Hallo!
Wie gerade auch im Vorstellungsthread kurz angesprochen, bekommen wir im Jänner/Februar einen drei Jahre alten Tierheimhund.
Wir waren jetzt schon etliche Male(dreimal die Woche seit zwei Monaten) mit ihm spazieren und haben uns beinahe auf Anhieb beide in ihn verliebt.
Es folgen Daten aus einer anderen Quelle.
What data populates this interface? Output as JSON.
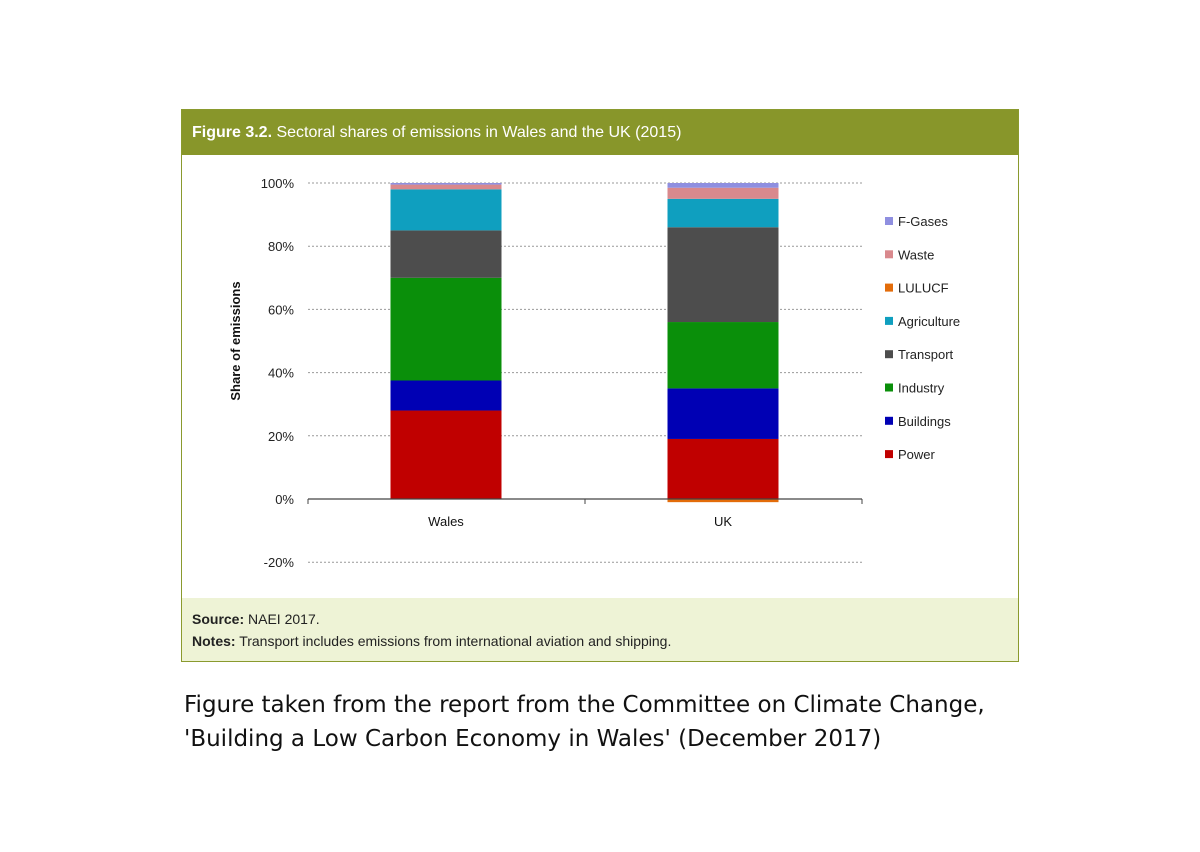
{
  "figure": {
    "number": "Figure 3.2.",
    "title": "Sectoral shares of emissions in Wales and the UK (2015)",
    "source_label": "Source:",
    "source_text": "NAEI 2017.",
    "notes_label": "Notes:",
    "notes_text": "Transport includes emissions from international aviation and shipping."
  },
  "caption": {
    "line1": "Figure taken from the report from the Committee on Climate Change,",
    "line2": "'Building a Low Carbon Economy in Wales' (December 2017)"
  },
  "chart_data": {
    "type": "bar",
    "stacked": true,
    "categories": [
      "Wales",
      "UK"
    ],
    "ylabel": "Share of emissions",
    "ylim": [
      -20,
      100
    ],
    "yticks": [
      -20,
      0,
      20,
      40,
      60,
      80,
      100
    ],
    "ytick_labels": [
      "-20%",
      "0%",
      "20%",
      "40%",
      "60%",
      "80%",
      "100%"
    ],
    "grid": true,
    "legend_position": "right",
    "series": [
      {
        "name": "Power",
        "color": "#c00000",
        "values": [
          28,
          19
        ]
      },
      {
        "name": "Buildings",
        "color": "#0000b4",
        "values": [
          9.5,
          16
        ]
      },
      {
        "name": "Industry",
        "color": "#0a8f0a",
        "values": [
          32.5,
          21
        ]
      },
      {
        "name": "Transport",
        "color": "#4d4d4d",
        "values": [
          15,
          30
        ]
      },
      {
        "name": "Agriculture",
        "color": "#0f9fbf",
        "values": [
          13,
          9
        ]
      },
      {
        "name": "LULUCF",
        "color": "#e36c0a",
        "values": [
          0,
          -1
        ]
      },
      {
        "name": "Waste",
        "color": "#d9898d",
        "values": [
          1.5,
          3.5
        ]
      },
      {
        "name": "F-Gases",
        "color": "#8f8fe0",
        "values": [
          0.5,
          1.5
        ]
      }
    ],
    "legend_order": [
      "F-Gases",
      "Waste",
      "LULUCF",
      "Agriculture",
      "Transport",
      "Industry",
      "Buildings",
      "Power"
    ]
  }
}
Alles scheint perfekt- der Grundgehorsam ist extrem gut, er ist verschmust, verspielt, gesund(bis auf eine Futtermittel- und Frühblüherallergie, aber die hab ich schließlich auch)... Schwierig zu akzeptieren ist hierbei nur die Tatsache, dass die ihn betreuende Pflegerin meinte, er hätte ein extremes Problem mit Trennungen und dem Alleinsein im Allgemeinen.
Ich habe mir bereits zwei Bücher über Hunde mit Stress zu Gemüte geführt und in beiden wird auch beschrieben, dass "solchen" Hunden ganz gut mit diversen Bachblütenmischungen und Homöopathie gerade direkt in der aufreibenden Zeit nach dem Einzug geholfen werden kann.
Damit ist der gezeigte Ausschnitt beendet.